Louis Children’s Hospital pediatric wards, under the care of pediatric
residents and pediatric pulmonology fellows with attending supervision from
the Division of Pediatric Allergy and Pulmonary Medicine.
Management of children with allergies is an important part of the
division. Faculty physicians see a large number of children with
rhinitis, sinusitis, otitis, asthma, eczema, urticaria and other
disorders with allergic pathogenesis. In addition, the division offers
penicillin and food allergy diagnostic services.
In addition to the areas discussed above, less common diseases treated
in the division include a variety of restrictive and obstructive lung
disorders, Swyer-James syndrome, alveolar proteinosis, tuberculosis,
pulmonary hemosiderosis, bronchopulmonary dysplasia, bronchiolitis
obliterans, lymphocytic interstitial pneumonitis, dysmotile cilia
syndrome, laryngo, tracheal and bronchomalacia, vocal cord dysfunction,
aspiration disorders, hypersensitivity pneumonitis, and a variety of
lung diseases associated with neuromuscular disorders. Because of the
division's large referral base for lung transplantation, its physicians
see an extreme variety of end-stage lung disease.
Our physicians are expert at flexible fiberoptic bronchoscopy (FOB). As
a group, they perform more than 400 FOBs per year, the majority with
transbronchial lung biopsies. This most likely represents more
procedures and certainly more biopsies than any other pediatric
pulmonary division. The large number of procedures is directly related
to our involvement in lung transplantation, but having this expertise
allows us to more aggressively and definitively diagnose a variety of
infectious and non-infectious lung disease in children of all ages.
The Pediatric Pulmonary Function Lab has been a crucial key to the success
of the Division of Allergy and Pulmonary Medicine.
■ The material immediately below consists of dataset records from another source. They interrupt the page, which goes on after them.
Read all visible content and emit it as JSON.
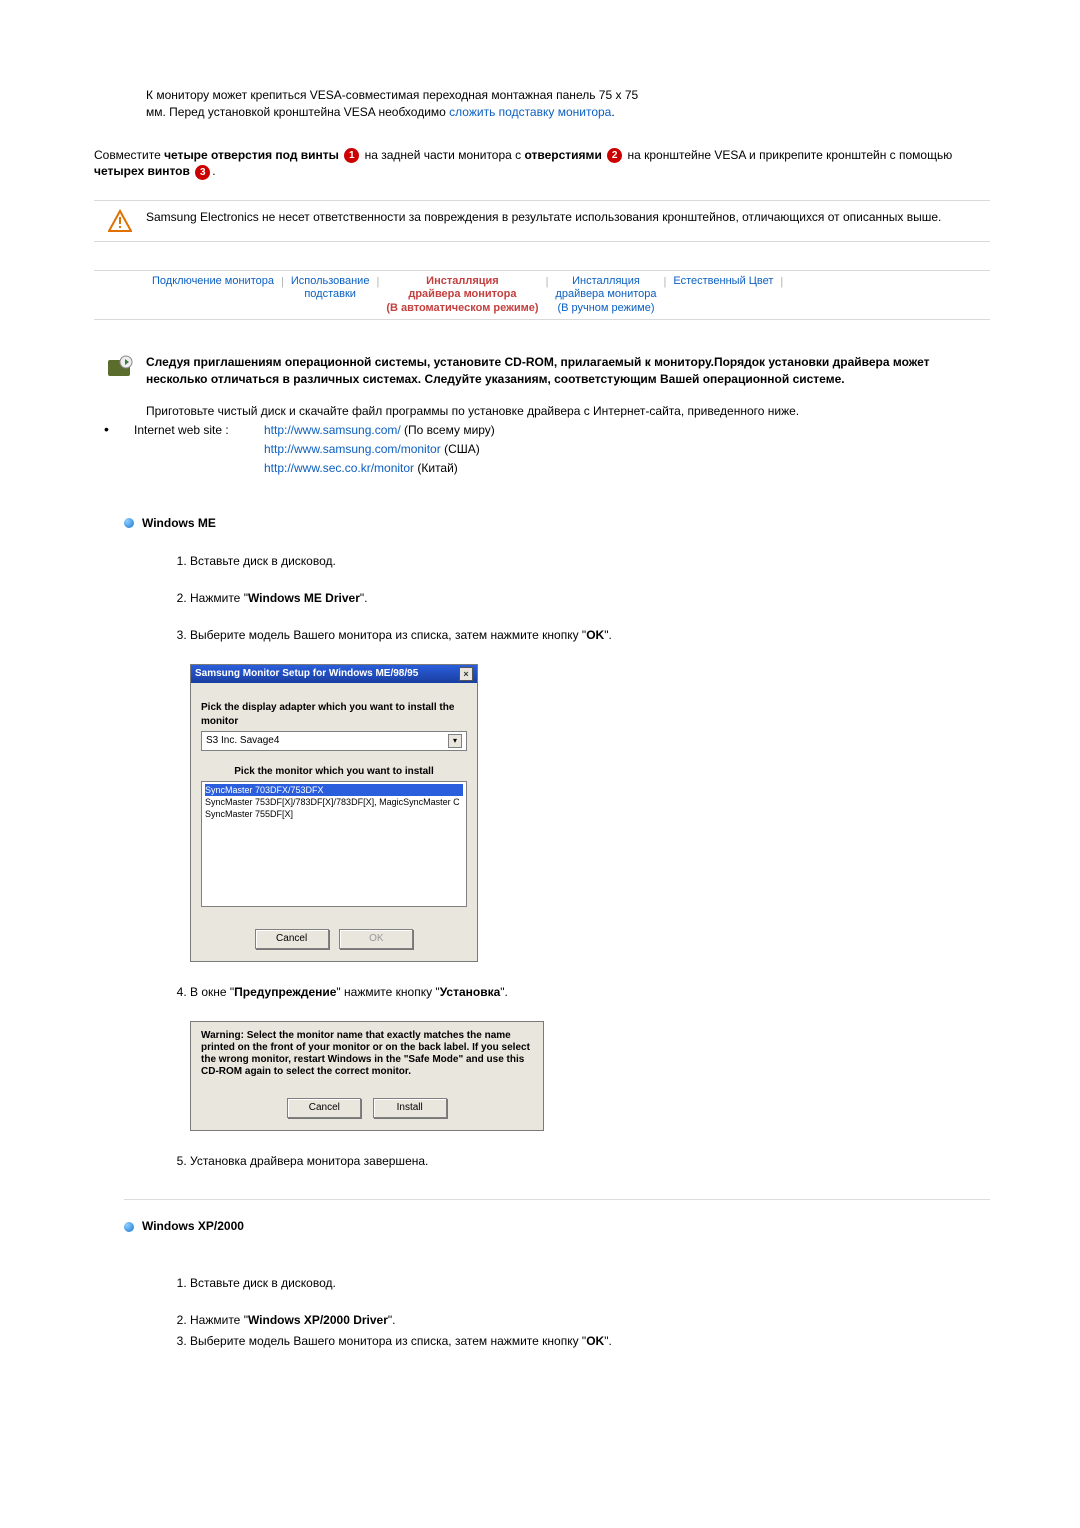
{
  "vesa_box": {
    "line1": "К монитору может крепиться VESA-совместимая переходная монтажная панель 75 x 75",
    "line2_a": "мм. Перед установкой кронштейна VESA необходимо ",
    "line2_link": "сложить подставку монитора",
    "line2_b": "."
  },
  "align_para": {
    "a": "Совместите ",
    "bold1": "четыре отверстия под винты ",
    "mid1": " на задней части монитора с ",
    "bold2": "отверстиями ",
    "mid2": " на кронштейне VESA и прикрепите кронштейн с помощью ",
    "bold3": "четырех винтов ",
    "end": "."
  },
  "circles": {
    "one": "1",
    "two": "2",
    "three": "3"
  },
  "warning_box": "Samsung Electronics не несет ответственности за повреждения в результате использования кронштейнов, отличающихся от описанных выше.",
  "menu": {
    "item1": "Подключение монитора",
    "item2a": "Использование",
    "item2b": "подставки",
    "item3a": "Инсталляция",
    "item3b": "драйвера монитора",
    "item3c": "(В автоматическом режиме)",
    "item4a": "Инсталляция",
    "item4b": "драйвера монитора",
    "item4c": "(В ручном режиме)",
    "item5": "Естественный Цвет",
    "sep": "|"
  },
  "cdrom_section": {
    "bold": "Следуя приглашениям операционной системы, установите CD-ROM, прилагаемый к монитору.Порядок установки драйвера может несколько отличаться в различных системах. Следуйте указаниям, соответстующим Вашей операционной системе.",
    "p2": "Приготовьте чистый диск и скачайте файл программы по установке драйвера с Интернет-сайта, приведенного ниже."
  },
  "sites": {
    "label": "Internet web site :",
    "l1_url": "http://www.samsung.com/",
    "l1_tail": " (По всему миру)",
    "l2_url": "http://www.samsung.com/monitor",
    "l2_tail": " (США)",
    "l3_url": "http://www.sec.co.kr/monitor",
    "l3_tail": " (Китай)"
  },
  "win_me": {
    "title": "Windows ME",
    "s1": "Вставьте диск в дисковод.",
    "s2a": "Нажмите \"",
    "s2b": "Windows ME Driver",
    "s2c": "\".",
    "s3a": "Выберите модель Вашего монитора из списка, затем нажмите кнопку \"",
    "s3b": "OK",
    "s3c": "\".",
    "s4a": "В окне \"",
    "s4b": "Предупреждение",
    "s4c": "\" нажмите кнопку \"",
    "s4d": "Установка",
    "s4e": "\".",
    "s5": "Установка драйвера монитора завершена."
  },
  "dlg1": {
    "title": "Samsung Monitor Setup for Windows  ME/98/95",
    "lbl1": "Pick the display adapter which you want to install the monitor",
    "combo_value": "S3 Inc. Savage4",
    "lbl2": "Pick the monitor which you want to install",
    "list": [
      "SyncMaster 703DFX/753DFX",
      "SyncMaster 753DF[X]/783DF[X]/783DF[X], MagicSyncMaster C",
      "SyncMaster 755DF[X]"
    ],
    "btn_cancel": "Cancel",
    "btn_ok": "OK"
  },
  "dlg2": {
    "text": "Warning: Select the monitor name that exactly matches the name printed on the front of your monitor or on the back label. If you select the wrong monitor, restart Windows in the \"Safe Mode\" and use this CD-ROM again to select the correct monitor.",
    "btn_cancel": "Cancel",
    "btn_install": "Install"
  },
  "win_xp": {
    "title": "Windows XP/2000",
    "s1": "Вставьте диск в дисковод.",
    "s2a": "Нажмите \"",
    "s2b": "Windows XP/2000 Driver",
    "s2c": "\".",
    "s3a": "Выберите модель Вашего монитора из списка, затем нажмите кнопку \"",
    "s3b": "OK",
    "s3c": "\"."
  }
}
The chief technologist
of the laboratory is Deborah K. White, R.P.F.T., R.R.T., and she is joined by four
other pulmonary function technologists dedicated to providing the highest
quality pulmonary function testing possible. The laboratory offers a full
range of lung function tests for clinical and research patients, from
infancy into early adulthood. In addition to standard tests of lung
mechanics (including spirometry, lung volume determination, diffusion
capacity), the lab conducts specialized tests including exercise and
resting metabolics, and protocols that evoke airway reactivity
(methacholine, exercise, cold air challenges). The lab also performs
state-of-the-art infant pulmonary function testing including
plethysmographic measurements of lung volume and raised-volume forced
flows.
Sleep diagnostic services are offered in
the division. Full-scale polysomnography services are available in a
two-bedroom suite. Nap studies are also done during the day. Dr. Elizabeth Uong
is medical director of the sleep diagnostic service. The service has two
full-time staff that are both certified respiratory therapists and certified
polysomnography technicians. Together, they provide both day and night
coverage. The service has completed nearly 400 studies yearly since 2000.